Understanding the Buzz Around Data Science at Your Dealership

At AutoAlert, we empower innovative automotive partners to improve data-driven customer experiences every day. But have you ever wondered about the science behind all your data?

AutoAlert has a dedicated team of data scientists, complete with Ph.D. degrees, whose sole job is to revolutionize the dealership-customer relationship for your dealerships.

So, what can data science do? And how can data science innovate the automotive industry?

This article will give you a crash course on defining data science terms and understanding how it’s utilized in automotive software.

Terminology Buzzwords

You may have heard of universal terms such as artificial intelligence or data mining, but these are just a few types of data-related technologies.

  • Artificial Intelligence
  • Machine Learning
  • Deep Learning
  • Data Mining
  • Data Science

Such creative use of correlated and overlapping technical terms has the unfortunate effect of propagating both confusion and a tendency to associate them more with hype than with the underlying capabilities that created the buzz in the first place.

Artificial Intelligence

Artificial Intelligence (AI) refers to computers and machines to mimic humans. There are various technologies considered to be AI, including:

  • robotics
  • self-driving cars
  • speech-to-text
  • virtual assistants
  • and recommendation engines (i.e., “Since you bought A, you might also be interested in B or C”)

It is essential to recognize that these are not purely rule-based tasks with pre-determined responses to every possible scenario. Instead, these tasks require on-the-fly decisions based on a specific set of precise inputs that may be unique.

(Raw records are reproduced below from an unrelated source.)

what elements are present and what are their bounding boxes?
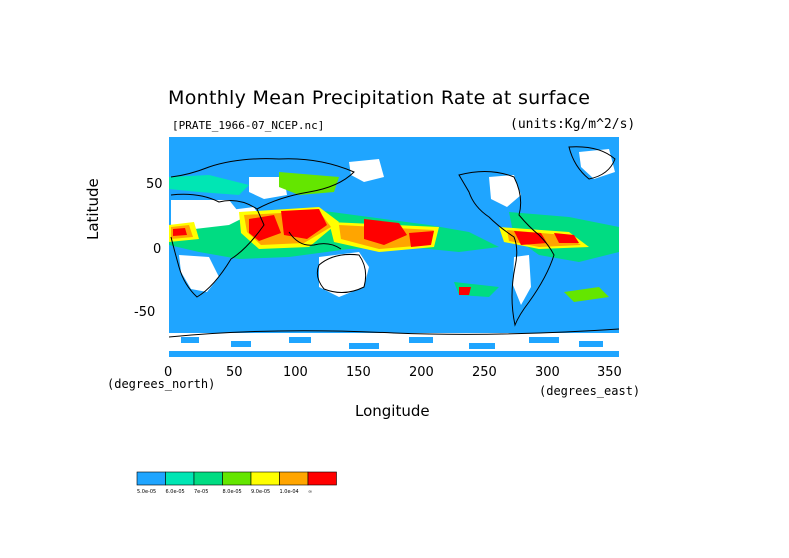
x-tick-label: 300 <box>535 365 560 380</box>
colorbar-swatch <box>222 471 252 486</box>
x-tick-label: 100 <box>283 365 308 380</box>
colorbar-label: 1.0e-04 <box>280 489 299 495</box>
colorbar-swatch <box>307 471 337 486</box>
colorbar-label: 6.0e-05 <box>166 489 185 495</box>
colorbar-label: ∞ <box>308 489 312 495</box>
colorbar-swatch <box>193 471 223 486</box>
x-tick-label: 50 <box>226 365 243 380</box>
x-axis-label: Longitude <box>355 402 430 420</box>
colorbar-swatch <box>279 471 309 486</box>
x-unit-label: (degrees_east) <box>539 384 641 398</box>
x-tick-label: 150 <box>346 365 371 380</box>
file-label: [PRATE_1966-07_NCEP.nc] <box>172 119 325 132</box>
colorbar-swatch <box>136 471 166 486</box>
y-tick-label: -50 <box>134 305 156 320</box>
y-axis-label: Latitude <box>84 178 102 240</box>
colorbar-label: 8.0e-05 <box>223 489 242 495</box>
colorbar: 5.0e-05 6.0e-05 7e-05 8.0e-05 9.0e-05 1.0e-04… <box>136 471 337 495</box>
colorbar-swatch <box>165 471 195 486</box>
x-tick-label: 0 <box>164 365 173 380</box>
y-tick-label: 50 <box>146 177 163 192</box>
colorbar-swatch <box>250 471 280 486</box>
y-unit-label: (degrees_north) <box>107 377 216 391</box>
x-tick-label: 350 <box>597 365 622 380</box>
units-label: (units:Kg/m^2/s) <box>510 117 636 132</box>
precipitation-map <box>169 137 619 363</box>
colorbar-label: 7e-05 <box>194 489 208 495</box>
x-tick-label: 200 <box>409 365 434 380</box>
coastlines <box>169 146 619 338</box>
y-tick-label: 0 <box>153 242 162 257</box>
chart-title: Monthly Mean Precipitation Rate at surfa… <box>168 87 591 109</box>
colorbar-label: 5.0e-05 <box>137 489 156 495</box>
x-tick-label: 250 <box>472 365 497 380</box>
colorbar-label: 9.0e-05 <box>251 489 270 495</box>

For example, a virtual assistant that interacts with existing customers may have never seen the exact sequence of letters and words in an incoming email response. However, it still may be capable of accurately determining the basic meaning of that message and generating a coherent and relevant response.

Thus, AI technologies accomplish tasks that typically require human intelligence to complete them because the decision-making process is automated by humans to be performed by machines.

Taking the intelligence analogy further, humans have “taught” devices to make these decisions, or machines have “learned” how to make them.

Machine Learning

Machine Learning is the sub-field of AI that focuses on algorithms and techniques for teaching machines to make decisions when provided with contextual inputs.

Machine learning is a vibrant and mathematically based field with many algorithms applied to many problems.

Deep Learning

Deep Learning is a sub-field within machine learning that focuses on one approach to teaching algorithms. Deep learning uses neural network models inspired by how the human brain and nervous system process information.

While it is a narrow slice of machine learning, deep learning has significantly impacted AI systems that include image and text processing tasks.

How Does AutoAlert Use AI?

AutoAlert’s AutoAssistant solution is just one example of AI technology as it mimics human behavior in processing and responding to messages. AutoAlert built this using machine learning algorithms, including deep learning.

Another example is AutoAlert’s Recall Management Solution. AutoAlert searches the dealership’s DMS for an opportunity for customers recently involved in a recall. AutoAlert may also pull in other data to help the dealer drill down into customer loyalty programs, marketing campaigns, and more, depending on the OEM. The dealership now has an ideal customer to start a dialog and engage with.

All intelligence, data, and science used by AutoAlert have continually revolutionized the dealership-customer relationship.

AutoAlert makes data easy to use and accessible from anywhere, creating direct opportunities for meaningful connections and seamless online and offline experiences.